Illegal parking permit use ongoing issue

Five people were cited for illegal use of permits during Saturday’s basketball game.
March 10, 2009

A University of Minnesota Regent’s Professor was among five people cited for illegal use of disability permits during a period of heavy traffic caused by a men’s basketball game Saturday at Williams Arena.
The illegal use of parking permits is something University of Minnesota police deal with almost every time a popular event takes place, and policing the issue is something they take pride in, University police Lt. Troy Buhta said.
Of the five illegally used permits Saturday, two were from deceased relatives; one stolen from an unrelated deceased person, and the other just plain stolen, according to police reports.
Robert Hebbel , a Regent’s Professor from the University medical school, allegedly used his wife’s disability parking permit to park outside a medical building Saturday afternoon, the police report said. Hebbel said he used the permit illegally because “there was nowhere else to park,” the police report said.
Hebbel could not be reached for comment Tuesday.
There is usually ample parking around athletic facilities, but oftentimes places like the University Academic Health Center are cramped for space, University police Deputy Chief Chuck Miner said.
University police issue at least four or five citations every week, Buhta said. Citations run around $500 per fine, which Buhta said sends a stark message to parking violators.
Tickets for parking in handicap spots without a permit cost around $200. Miner said if people are planning on illegally parking, they’re better off parking at a spot without a permit and “rolling the dice.”
Officers often send moral messages to parking violators when citations are issued as well, Buhta said.
“It’s a moral judgment. Just using ‘being able to park close’ is not a good enough excuse,” he said.
While some people tend to lie and come up with excuses, many people fess up to their crimes right away, Miner said.
“People usually express remorse,” Miner said, “or try to rationalize using the handicapped parking.”
There are three parking ramps within a four block radius of Williams Arena, as well as several flat lots, Miner said.

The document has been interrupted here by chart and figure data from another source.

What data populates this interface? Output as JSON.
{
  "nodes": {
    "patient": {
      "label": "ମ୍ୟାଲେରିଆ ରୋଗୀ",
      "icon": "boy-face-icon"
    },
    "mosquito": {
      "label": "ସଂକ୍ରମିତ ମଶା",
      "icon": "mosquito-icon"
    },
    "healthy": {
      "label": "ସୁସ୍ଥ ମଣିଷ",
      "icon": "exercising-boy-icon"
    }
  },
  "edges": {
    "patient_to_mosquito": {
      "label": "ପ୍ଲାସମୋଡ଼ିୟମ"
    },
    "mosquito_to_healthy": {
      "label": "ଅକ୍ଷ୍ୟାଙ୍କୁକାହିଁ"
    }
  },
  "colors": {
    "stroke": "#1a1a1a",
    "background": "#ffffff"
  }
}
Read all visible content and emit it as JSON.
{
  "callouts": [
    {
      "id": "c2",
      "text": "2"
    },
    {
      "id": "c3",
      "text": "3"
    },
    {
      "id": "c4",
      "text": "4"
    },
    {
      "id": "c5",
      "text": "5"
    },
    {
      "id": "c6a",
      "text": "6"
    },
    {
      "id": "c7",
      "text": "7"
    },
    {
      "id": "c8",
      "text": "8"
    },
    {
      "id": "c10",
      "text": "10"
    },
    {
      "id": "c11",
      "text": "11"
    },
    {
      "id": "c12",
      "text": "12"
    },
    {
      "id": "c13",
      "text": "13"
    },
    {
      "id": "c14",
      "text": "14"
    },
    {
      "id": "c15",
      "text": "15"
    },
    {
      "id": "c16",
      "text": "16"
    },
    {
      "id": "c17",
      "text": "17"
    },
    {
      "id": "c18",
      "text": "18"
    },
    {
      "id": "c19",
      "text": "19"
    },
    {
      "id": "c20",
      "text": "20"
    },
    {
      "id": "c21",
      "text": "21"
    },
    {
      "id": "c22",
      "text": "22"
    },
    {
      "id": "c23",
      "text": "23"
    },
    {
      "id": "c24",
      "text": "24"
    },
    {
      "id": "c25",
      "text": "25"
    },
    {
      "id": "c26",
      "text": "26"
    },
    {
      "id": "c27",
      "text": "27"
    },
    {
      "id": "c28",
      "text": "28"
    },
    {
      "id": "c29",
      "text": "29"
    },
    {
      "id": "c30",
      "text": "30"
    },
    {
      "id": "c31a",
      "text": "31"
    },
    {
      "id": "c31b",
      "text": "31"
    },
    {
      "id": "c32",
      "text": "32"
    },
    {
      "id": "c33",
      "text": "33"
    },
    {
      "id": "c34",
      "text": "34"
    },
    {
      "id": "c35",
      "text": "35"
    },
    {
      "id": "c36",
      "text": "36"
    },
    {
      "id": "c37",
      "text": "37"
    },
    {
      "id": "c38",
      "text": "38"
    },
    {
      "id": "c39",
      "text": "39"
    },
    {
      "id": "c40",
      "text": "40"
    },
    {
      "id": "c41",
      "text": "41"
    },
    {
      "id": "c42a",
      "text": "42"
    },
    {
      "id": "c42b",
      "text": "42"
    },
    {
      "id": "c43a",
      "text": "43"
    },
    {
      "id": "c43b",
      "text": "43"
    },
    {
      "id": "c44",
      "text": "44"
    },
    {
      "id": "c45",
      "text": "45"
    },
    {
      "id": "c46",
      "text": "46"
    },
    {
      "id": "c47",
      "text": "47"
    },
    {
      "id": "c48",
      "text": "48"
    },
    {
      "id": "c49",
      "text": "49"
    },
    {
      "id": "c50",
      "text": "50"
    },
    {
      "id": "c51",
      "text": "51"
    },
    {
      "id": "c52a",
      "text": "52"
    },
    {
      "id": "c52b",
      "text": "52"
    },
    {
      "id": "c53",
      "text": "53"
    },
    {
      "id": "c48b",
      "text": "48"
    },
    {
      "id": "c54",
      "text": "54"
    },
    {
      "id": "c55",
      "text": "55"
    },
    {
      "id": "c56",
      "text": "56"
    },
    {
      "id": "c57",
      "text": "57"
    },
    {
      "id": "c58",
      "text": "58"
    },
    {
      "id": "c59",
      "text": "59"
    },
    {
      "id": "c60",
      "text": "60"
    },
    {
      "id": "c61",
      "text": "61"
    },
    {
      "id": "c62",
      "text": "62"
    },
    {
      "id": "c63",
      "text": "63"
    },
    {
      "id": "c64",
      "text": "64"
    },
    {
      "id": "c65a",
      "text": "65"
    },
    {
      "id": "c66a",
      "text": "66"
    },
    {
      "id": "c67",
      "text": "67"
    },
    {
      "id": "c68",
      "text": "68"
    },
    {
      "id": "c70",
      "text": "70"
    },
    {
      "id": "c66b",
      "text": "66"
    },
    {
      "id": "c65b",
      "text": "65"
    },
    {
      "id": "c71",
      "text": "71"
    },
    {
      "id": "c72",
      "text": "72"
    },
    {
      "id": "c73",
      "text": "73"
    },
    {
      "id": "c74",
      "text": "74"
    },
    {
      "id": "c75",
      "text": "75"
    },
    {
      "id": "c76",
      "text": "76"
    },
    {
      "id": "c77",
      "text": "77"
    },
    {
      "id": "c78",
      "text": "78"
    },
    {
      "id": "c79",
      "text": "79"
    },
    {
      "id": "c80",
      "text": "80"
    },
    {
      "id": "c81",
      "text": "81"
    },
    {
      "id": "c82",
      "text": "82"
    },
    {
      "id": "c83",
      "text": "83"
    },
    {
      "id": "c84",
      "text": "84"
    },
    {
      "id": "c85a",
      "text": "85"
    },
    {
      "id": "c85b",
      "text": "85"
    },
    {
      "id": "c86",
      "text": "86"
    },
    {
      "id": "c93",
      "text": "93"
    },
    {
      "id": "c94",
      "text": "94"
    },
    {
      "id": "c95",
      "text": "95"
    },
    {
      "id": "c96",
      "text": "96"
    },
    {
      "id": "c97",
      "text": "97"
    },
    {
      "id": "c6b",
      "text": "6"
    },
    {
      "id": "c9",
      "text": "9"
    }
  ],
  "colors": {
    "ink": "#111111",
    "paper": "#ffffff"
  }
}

This is enough for people trying to park, University Parking and Transportation Services spokesman Mary Sienko said .
“I think we have spots located all around campus and we seem to be meeting the need for disability parking,” Sienko said.
There are 88 3-hour on-street handicap parking spots across the Twin Cities campus, according to Sienko.
The University Avenue parking ramp across from Williams Arena holds 526 parking spaces, 11 of which are disability.
University police have a traffic patrol officer on duty during weekdays, but not during weekend games because the four patrol officers and sergeants typically on duty include parking checks on their patrols.
University police are prepared to intensify their parking patrols once TCF Bank Stadium opens next fall, Miner said.
For football season ticket holders, there are designated disability spots that will be in the Maroon and Gold lots around TCF Bank Stadium, Sienko said.
Miner said that because of the cost and the lack of parking available, they anticipate an increase in fraudulent disability permits.